Bon. Calme-toi avec les parents. Ce ne sont quand même pas des monstres. Mais ouiiii je m'en doute ! C'était pour la métaphore !!! Et puis tu n'en es pas encore là. Tu n'es pas encore dans l'arène. Pour l'instant, tu es encore en vacances sous le... Bref... Sous la pluie de ta petite région. Là où tu te trompes c'est que dans mon esprit, je suis de moins en moins en libre et de plus en plus prête à faire mon entrée dans l'arène. Là, c'est comme si... C'est comme si j'étais dans le grand couloir, tu sais. Non, j'avoue... Mais sii ! Je suis un gladiateur qui s'apprête à combattre ! Je marche et devant moi, il y a ce grillage, qui va se lever. J'entends la foule, je sais qu'il y aura les lions, la sueur, les efforts. Je sais tout ça. Et j'ai peur. J'ai la peur au ventre. Mon petit doigt me dit de faire demi-tour mais une voix intérieure me souffle aussi: "Mais sii, Mirabelle, vas-y... Le combat t'excite, tu n'as qu'une envie : entrer dans l'arène. Oublie tes peurs, détends-toi, oublie la foule et concentre-toi sur les lions à dompter !". Je sais que cette voix a raison. J'ai envie mais j'ai si peur, si peur.

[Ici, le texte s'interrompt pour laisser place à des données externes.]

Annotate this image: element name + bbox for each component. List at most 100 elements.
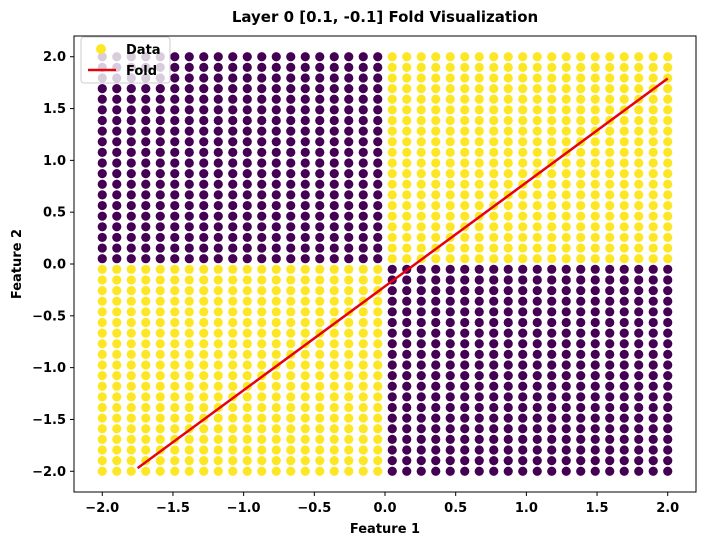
scatter-point [503, 200, 513, 211]
scatter-point [329, 179, 339, 189]
scatter-point [213, 285, 223, 296]
scatter-point [518, 466, 528, 476]
scatter-point [590, 94, 600, 104]
scatter-point [199, 158, 209, 168]
scatter-point [184, 434, 194, 444]
scatter-point [228, 413, 238, 423]
scatter-point [605, 307, 615, 317]
scatter-point [387, 190, 397, 200]
scatter-point [213, 243, 223, 253]
scatter-point [344, 339, 354, 349]
scatter-point [344, 179, 354, 189]
scatter-point [141, 179, 151, 189]
scatter-point [373, 381, 383, 391]
scatter-point [663, 317, 673, 328]
scatter-point [387, 413, 397, 423]
scatter-point [489, 94, 499, 104]
scatter-point [97, 137, 107, 147]
scatter-point [112, 456, 122, 466]
scatter-point [532, 115, 542, 126]
scatter-point [344, 264, 354, 274]
scatter-point [184, 179, 194, 189]
scatter-point [155, 360, 165, 370]
scatter-point [126, 243, 136, 253]
scatter-point [141, 466, 151, 476]
scatter-point [329, 52, 339, 62]
scatter-point [358, 392, 368, 402]
scatter-point [373, 434, 383, 444]
scatter-point [576, 307, 586, 317]
scatter-point [358, 445, 368, 455]
scatter-point [460, 296, 470, 306]
scatter-point [648, 424, 658, 434]
scatter-point [648, 73, 658, 83]
scatter-point [431, 137, 441, 147]
scatter-point [300, 307, 310, 317]
scatter-point [126, 339, 136, 349]
scatter-point [619, 243, 629, 253]
scatter-point [155, 466, 165, 476]
scatter-point [518, 200, 528, 211]
legend-fold-label: Fold [126, 64, 157, 79]
scatter-point [489, 349, 499, 359]
scatter-point [576, 296, 586, 306]
scatter-point [170, 339, 180, 349]
scatter-point [561, 307, 571, 317]
scatter-point [416, 413, 426, 423]
scatter-point [387, 264, 397, 274]
scatter-point [170, 232, 180, 243]
scatter-point [184, 413, 194, 423]
scatter-point [576, 73, 586, 83]
scatter-point [518, 402, 528, 413]
scatter-point [532, 147, 542, 157]
scatter-point [431, 285, 441, 296]
scatter-point [126, 296, 136, 306]
scatter-point [141, 147, 151, 157]
scatter-point [503, 339, 513, 349]
scatter-point [387, 243, 397, 253]
scatter-point [518, 456, 528, 466]
scatter-point [184, 264, 194, 274]
scatter-point [141, 190, 151, 200]
scatter-point [532, 456, 542, 466]
scatter-point [532, 73, 542, 83]
scatter-point [199, 402, 209, 413]
scatter-point [663, 275, 673, 285]
scatter-point [619, 52, 629, 62]
scatter-point [474, 62, 484, 72]
y-tick-label: −2.0 [32, 465, 66, 480]
scatter-point [344, 158, 354, 168]
scatter-point [634, 179, 644, 189]
scatter-point [373, 222, 383, 232]
scatter-point [503, 115, 513, 126]
scatter-point [576, 52, 586, 62]
scatter-point [228, 328, 238, 338]
scatter-point [445, 179, 455, 189]
scatter-point [126, 456, 136, 466]
scatter-point [518, 84, 528, 94]
scatter-point [460, 211, 470, 221]
scatter-point [126, 328, 136, 338]
scatter-point [489, 339, 499, 349]
scatter-point [663, 402, 673, 413]
scatter-point [300, 211, 310, 221]
scatter-point [663, 158, 673, 168]
scatter-point [460, 360, 470, 370]
scatter-point [329, 147, 339, 157]
scatter-point [286, 126, 296, 136]
scatter-point [402, 126, 412, 136]
scatter-point [532, 222, 542, 232]
scatter-point [416, 434, 426, 444]
scatter-point [358, 158, 368, 168]
scatter-point [300, 371, 310, 381]
scatter-point [663, 137, 673, 147]
scatter-point [460, 285, 470, 296]
scatter-point [648, 349, 658, 359]
scatter-point [460, 402, 470, 413]
scatter-point [213, 190, 223, 200]
scatter-point [576, 402, 586, 413]
scatter-point [648, 211, 658, 221]
scatter-point [590, 254, 600, 264]
scatter-point [416, 328, 426, 338]
scatter-point [170, 296, 180, 306]
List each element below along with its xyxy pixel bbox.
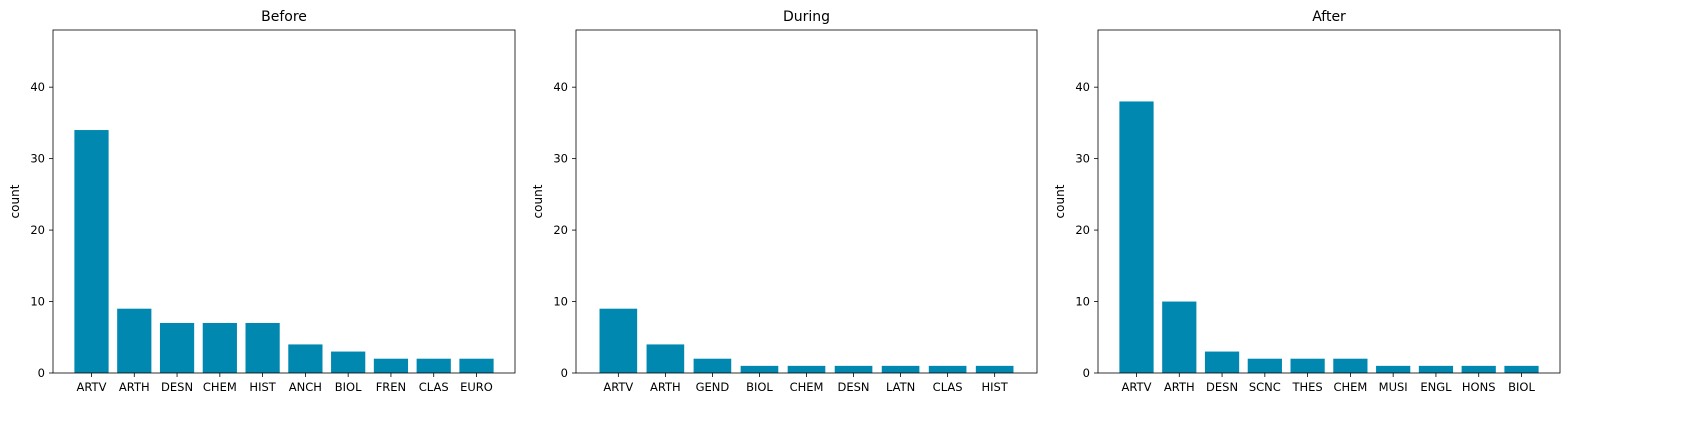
chart-title: During	[783, 9, 830, 25]
bar-thes	[1290, 358, 1325, 373]
bar-euro	[459, 358, 494, 373]
y-tick-label: 20	[1075, 223, 1090, 237]
bar-artv	[74, 130, 109, 373]
x-tick-label: ARTH	[119, 380, 150, 394]
bar-hons	[1461, 365, 1496, 373]
bar-biol	[740, 365, 779, 373]
chart-title: Before	[261, 9, 307, 25]
y-tick-label: 20	[553, 223, 568, 237]
x-tick-label: ENGL	[1420, 380, 1452, 394]
bar-arth	[646, 344, 685, 373]
x-tick-label: CHEM	[203, 380, 237, 394]
x-tick-label: DESN	[838, 380, 870, 394]
bar-hist	[975, 365, 1014, 373]
x-tick-label: EURO	[460, 380, 493, 394]
bar-fren	[373, 358, 409, 373]
chart-panel-during: ARTV ARTH GEND BIOL CHEM DESN LATN CLAS HIST 0 10 2…	[531, 9, 1038, 394]
x-tick-label: DESN	[1206, 380, 1238, 394]
x-tick-label: HIST	[981, 380, 1008, 394]
y-tick-label: 30	[1075, 152, 1090, 166]
y-tick-label: 40	[1075, 80, 1090, 94]
bar-chem	[787, 365, 826, 373]
y-tick-label: 40	[30, 80, 45, 94]
x-tick-label: CHEM	[790, 380, 824, 394]
bar-desn	[159, 322, 195, 373]
y-tick-label: 20	[30, 223, 45, 237]
y-tick-label: 10	[1075, 295, 1090, 309]
y-tick-label: 10	[30, 295, 45, 309]
x-tick-label: BIOL	[335, 380, 362, 394]
x-tick-label: SCNC	[1249, 380, 1281, 394]
bar-chem	[1333, 358, 1368, 373]
bar-desn	[834, 365, 873, 373]
bar-clas	[416, 358, 451, 373]
bar-musi	[1376, 365, 1411, 373]
y-tick-label: 10	[553, 295, 568, 309]
x-tick-label: ARTV	[1122, 380, 1152, 394]
y-tick-label: 40	[553, 80, 568, 94]
plot-frame	[52, 29, 516, 374]
x-tick-label: FREN	[376, 380, 406, 394]
bar-clas	[928, 365, 967, 373]
y-tick-label: 0	[38, 366, 45, 380]
bar-biol	[1504, 365, 1539, 373]
x-tick-label: LATN	[886, 380, 915, 394]
bar-arth	[1162, 301, 1197, 373]
x-tick-label: ARTV	[603, 380, 633, 394]
x-tick-label: HIST	[249, 380, 276, 394]
y-axis-label: count	[531, 184, 545, 218]
y-tick-label: 30	[553, 152, 568, 166]
plot-frame	[575, 29, 1038, 374]
y-tick-label: 0	[561, 366, 568, 380]
x-tick-label: BIOL	[1508, 380, 1535, 394]
y-axis-label: count	[8, 184, 22, 218]
x-tick-label: ARTV	[77, 380, 107, 394]
x-tick-label: HONS	[1462, 380, 1496, 394]
x-tick-label: THES	[1291, 380, 1322, 394]
x-tick-label: ARTH	[1164, 380, 1195, 394]
plot-frame	[1097, 29, 1561, 374]
y-axis-label: count	[1053, 184, 1067, 218]
bar-chem	[202, 322, 237, 373]
bar-hist	[245, 322, 280, 373]
bar-scnc	[1247, 358, 1282, 373]
bar-anch	[288, 344, 323, 373]
bar-latn	[881, 365, 920, 373]
bar-engl	[1418, 365, 1454, 373]
bar-gend	[693, 358, 732, 373]
bar-desn	[1204, 351, 1240, 373]
chart-panel-before: ARTV ARTH DESN CHEM HIST ANCH BIOL FREN CLAS EURO…	[8, 9, 516, 394]
chart-panel-after: ARTV ARTH DESN SCNC THES CHEM MUSI ENGL HONS BIOL…	[1053, 9, 1561, 394]
x-tick-label: CHEM	[1333, 380, 1367, 394]
x-tick-label: BIOL	[746, 380, 773, 394]
x-tick-label: CLAS	[933, 380, 963, 394]
bar-biol	[331, 351, 366, 373]
x-tick-label: ARTH	[650, 380, 681, 394]
bar-artv	[599, 308, 638, 373]
x-tick-label: CLAS	[419, 380, 449, 394]
y-tick-label: 30	[30, 152, 45, 166]
x-tick-label: ANCH	[289, 380, 322, 394]
x-tick-label: DESN	[161, 380, 193, 394]
bar-arth	[117, 308, 152, 373]
bar-artv	[1119, 101, 1154, 373]
chart-title: After	[1312, 9, 1346, 25]
x-tick-label: GEND	[696, 380, 730, 394]
x-tick-label: MUSI	[1379, 380, 1408, 394]
plot-area	[576, 30, 1037, 373]
y-tick-label: 0	[1083, 366, 1090, 380]
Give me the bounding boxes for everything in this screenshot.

C'est mon premier combat. Mon premier vrai combat. Celui dont je me souviendrai toute ma vie durant. Il y en aura d'autres, des combats, et peu à peu, comme Russell Crowe, je manierai mieux mes armes, je connaîtrai mieux les lions, je saurai quels gestes, quelles attitudes adopter pour ne pas voir le pouce de la foule s'orienter vers le bas. En attendant, c'est mon premier combat. La grille est encore close, devant moi, mais je vois le soleil, tout au bout, qui descend sur l'arène, lourd comme du plomb. J'entends l'impatience de la foule, qui suppute sur la tête de la nouvelle combattante. Je ne sais pas encore à quoi ressembleront les lions, s'ils sont jeunes ou plus âgés ; je n'ai pas encore foulé le sol de l'arène. Je l'imagine, et je reste là, dans ce couloir, à regarder le grillage, la lumière, et à me dire que ça y est, c'est la bonne. J'ai tant attendu et c'est la bonne, ça va se réaliser. Je vais faire mon entrée dans l'arène. Ma première rentrée. Mon premier vrai combat.